One of the most serious problems in our system of justice is the persistent shortage of civil legal services to the poor. Defendants in criminal cases are guaranteed the right to a lawyer, but there is no such guarantee for civil law. The battered woman being challenged by her ex-spouse for custody of her children, for example, must turn to legal services if she cannot afford a lawyer of her own. She competes for these sparse services with the elderly man whose insurance company may be illegally denying him health care and with the family who may have been defrauded out of their home by a second mortgage scam.

As a former judge, I saw firsthand the effects of the legal services shortage. Litigants who come to court pro se, or unrepresented, are at a significant disadvantage in the courtroom, and it is extremely difficult for the judge in these cases to ensure that justice is served. But judges and court personnel do make efforts to help unrepresented clients understand the system -- efforts that take time, adding further delays to already severely backlogged courts.

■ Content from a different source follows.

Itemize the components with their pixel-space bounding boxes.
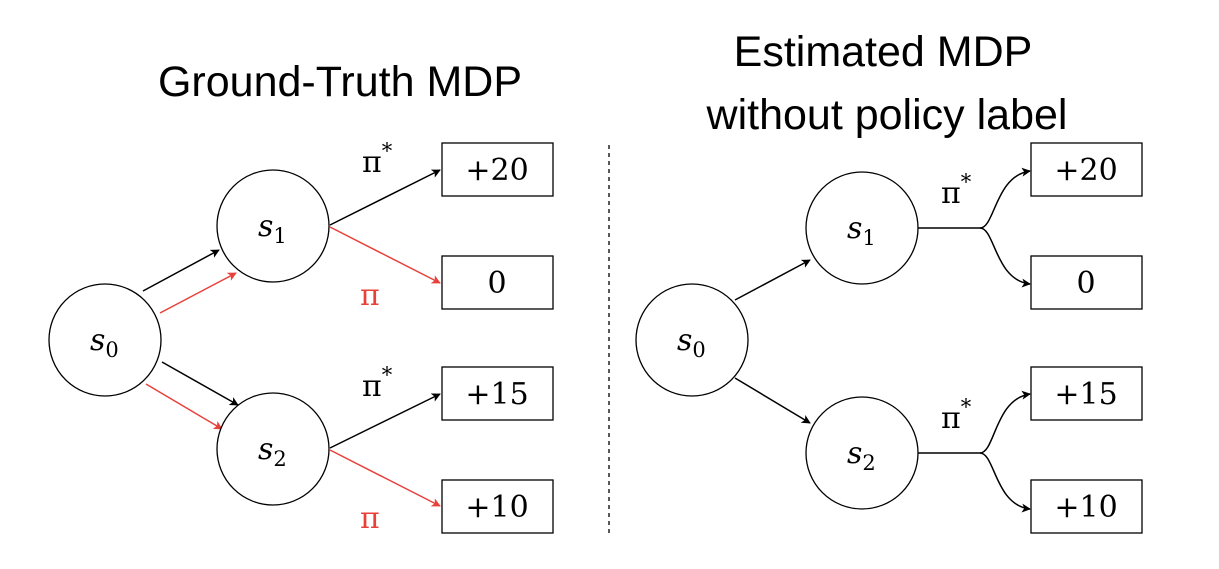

Despite the efforts of the courts, the Massachusetts Legislature, and hundreds of lawyers who volunteer their services without fee, a severe shortage of civil legal services for the poor persists. In the past few years federal cuts in funding have exacerbated the shortage. The Massachusetts IOLTA program last year provided more than $6 million to legal services. This year the Massachusetts program will yield substantially more than that amount. The yield of all states that have IOLTA programs is more than $100 million annually. These figures give some idea of what the loss of funds would mean.

Massachusetts IOLTA was established by order of the state Supreme Judicial Court in the 1980s after a change in banking laws made it possible for individuals and nonprofit corporations to collect interest on checking accounts. Before that, no one benefited when lawyers held clients' funds for short periods of time (sometimes as short as a day or two) -- except, perhaps, the banks that kept the funds in interest free accounts. IOLTA made use of the lost interest, creating a mechanism to fund civil legal services for people who could not afford representation.

IOLTA supplements state and federal funding for legal services without adding to our tax burden and without harming lawyers' clients. If a client's funds are large enough or held long enough to earn net interest, the interest goes to the client.

In the Texas case, the US Supreme Court decided that the interest on client accounts is private property, but it did not find that the Texas IOLTA program constitutes a ``taking.'' That question goes back to a district court in Texas. Even if a taking is found, it is important to remember that the government can legally, in some circumstances, take property, as long as the owners receive just compensation. As Justice David Souter commented in his dissenting opinion, the Texas court might well recognize that just compensation, in this case, is zero, since the clients would not have earned any interest in the absence of IOLTA.

The Texas litigants should think twice about dancing on IOLTA's undug grave. No one, including clients with funds in lawyers' trust accounts, will benefit by destroying such worthwhile programs.

Edward F. Hennessey is a retired chief justice of the state Supreme Judicial Court.